France's Tribunal de Grande Instance de Paris on Thursday ruled against Samsung's request for a preliminary injunction against the iPhone 4S, striking a heavy blow to the South Korean company's worldwide patent arguments, reports Florian Mueller of FOSS patents.
"The court furthermore held that Samsung's request for an injunction was "disproportionate" and stated that this fact was apparent, without citing particular reasons for this finding," Mueller says. "Some of what the French ruling says indicates that Samsung's use of 3G-essential patents is going to fail everywhere at least as far as the iPhone 4S is concerned."
The court ruling implies that the basis for Samsung's arguments against the iPhone 4S, so-called FRAND patents, have been exhausted.
Fair, reasonable and and non-discriminatory (FRAND) patents have been at the heart of the Galaxy smartphone maker's worldwide case, with certain 3G-essential patents owned by Samsung being used as leverage against iPhone 4S sales.
The French judge who handed down the decision made clear that Samsung was mishandling its FRAND obligations, noting that a holder of standards-essential patents is not allowed to capitalize on its "necessarily dominant position."
Originally, Samsung licensed the industry-essential patents to Qualcomm, which supplies the baseband chip in the iPhone 4S, but claims it terminated the agreement in regards to Apple's use of the intellectual property.
"The French ruling makes it clear that there's every indication that Samsung's patent rights are exhausted and Apple is, therefore, effectively licensed," Mueller writes.
Mueller explains the court saw Samsung's essential patents as subject to the rules of standard-setting organization ETSI, and therefore the license it extended to Qualcomm was irrevocable. Because ETSI's regulations are subject to French law, the decision is particularly significant and could carry dire implications to Samsung's worldwide attempts in banning the iPhone 4S.
Apple and Samsung's global disputes have seen more than 30 filings in at least 12 courts in 9 countries that span over 4 continents. Mueller says that expediency is key when it comes to this type of major dispute, however these cases usually take time and quick rulings are hard to come by.

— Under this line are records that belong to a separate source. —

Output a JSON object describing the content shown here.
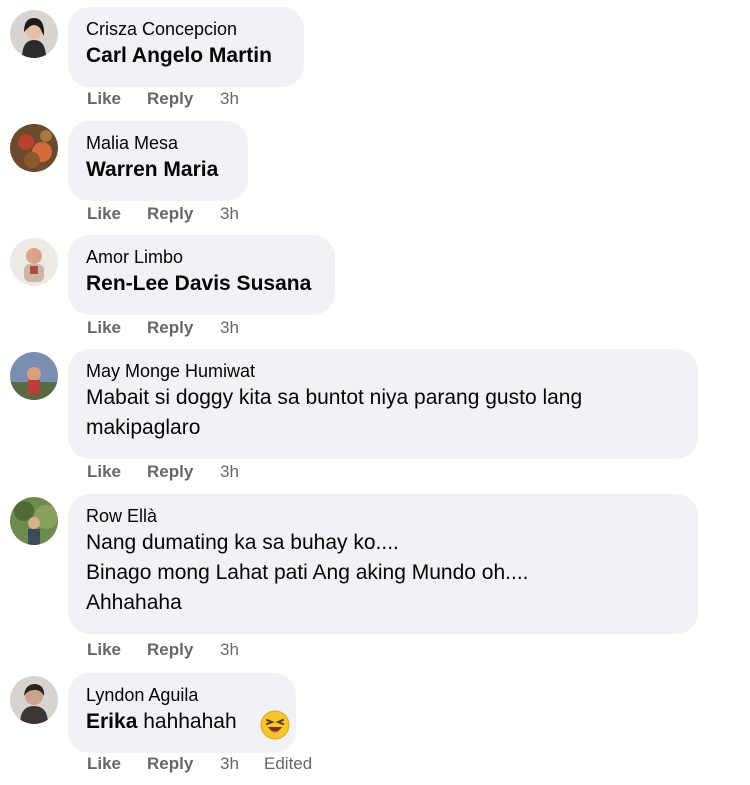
{
  "comments": [
    {
      "author": "Crisza Concepcion",
      "mention": "Carl Angelo Martin",
      "text": "",
      "like": "Like",
      "reply": "Reply",
      "time": "3h"
    },
    {
      "author": "Malia Mesa",
      "mention": "Warren Maria",
      "text": "",
      "like": "Like",
      "reply": "Reply",
      "time": "3h"
    },
    {
      "author": "Amor Limbo",
      "mention": "Ren-Lee Davis Susana",
      "text": "",
      "like": "Like",
      "reply": "Reply",
      "time": "3h"
    },
    {
      "author": "May Monge Humiwat",
      "lines": [
        "Mabait si doggy kita sa buntot niya parang gusto lang",
        "makipaglaro"
      ],
      "like": "Like",
      "reply": "Reply",
      "time": "3h"
    },
    {
      "author": "Row Ellà",
      "lines": [
        "Nang dumating ka sa buhay ko....",
        "Binago mong Lahat pati Ang aking Mundo oh....",
        "Ahhahaha"
      ],
      "like": "Like",
      "reply": "Reply",
      "time": "3h"
    },
    {
      "author": "Lyndon Aguila",
      "mention": "Erika",
      "text": "hahhahah",
      "emoji": "laughing-emoji",
      "like": "Like",
      "reply": "Reply",
      "time": "3h",
      "edited": "Edited"
    }
  ],
  "colors": {
    "bubble": "#f0f2f5",
    "action": "#65676b",
    "text": "#050505"
  }
}
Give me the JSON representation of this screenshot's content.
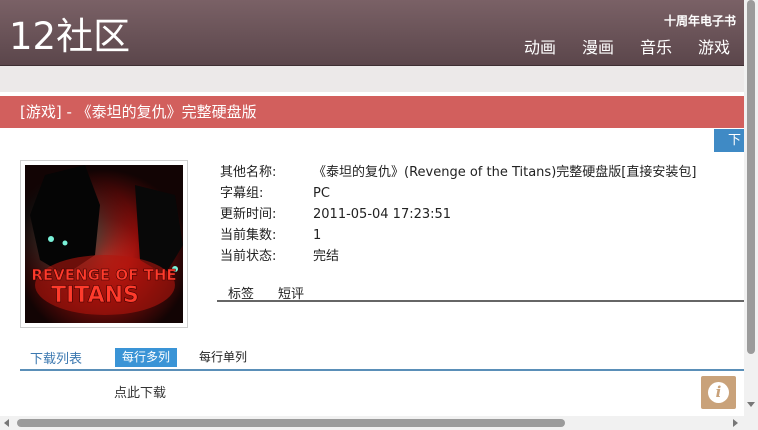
{
  "header": {
    "logo": "12社区",
    "top_link": "十周年电子书",
    "nav": [
      "动画",
      "漫画",
      "音乐",
      "游戏"
    ]
  },
  "title_bar": {
    "text": "[游戏] - 《泰坦的复仇》完整硬盘版"
  },
  "download_tab": {
    "label": "下载"
  },
  "cover": {
    "title_art": "REVENGE OF THE TITANS"
  },
  "info": [
    {
      "label": "其他名称:",
      "value": "《泰坦的复仇》(Revenge of the Titans)完整硬盘版[直接安装包]"
    },
    {
      "label": "字幕组:",
      "value": "PC"
    },
    {
      "label": "更新时间:",
      "value": "2011-05-04 17:23:51"
    },
    {
      "label": "当前集数:",
      "value": "1"
    },
    {
      "label": "当前状态:",
      "value": "完结"
    }
  ],
  "subtabs": [
    "标签",
    "短评"
  ],
  "download_list": {
    "title": "下载列表",
    "mode_multi": "每行多列",
    "mode_single": "每行单列",
    "link": "点此下载"
  },
  "info_button": {
    "glyph": "i"
  },
  "colors": {
    "header": "#6b5257",
    "title_bar": "#d25f5d",
    "accent_blue": "#3a94d6",
    "info_button": "#c9a27a"
  }
}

"Patent cases are complex and don't lend themselves to requests for preliminary injunctions, and if FRAND issues and the concept of patent exhaustion (meaning that an alleged infringer has a license by virtue of buying a component from a licensed vendor) come into play, those cases become even more complex and, as a result, courts are even less comfortable to take decisions on the fast track," Mueller writes.
He goes on to say that more efficient than seeking fast preliminary injunctions would be to file suits in courts that have a track record of being quick in deciding regular-length cases. Examples are the ITC in the U.S. and the Mannheim Regional Court in Europe.
The next hearing in the ongoing legal battle is set for Dec. 16, when an Italian court in Milan may hand down a decision to ban sales of Apple's newest handset in the country.
"If the Italian bid also fails, the time may come for both Apple and Samsung to realize that you can't win a marathon with a sprint," Mueller says.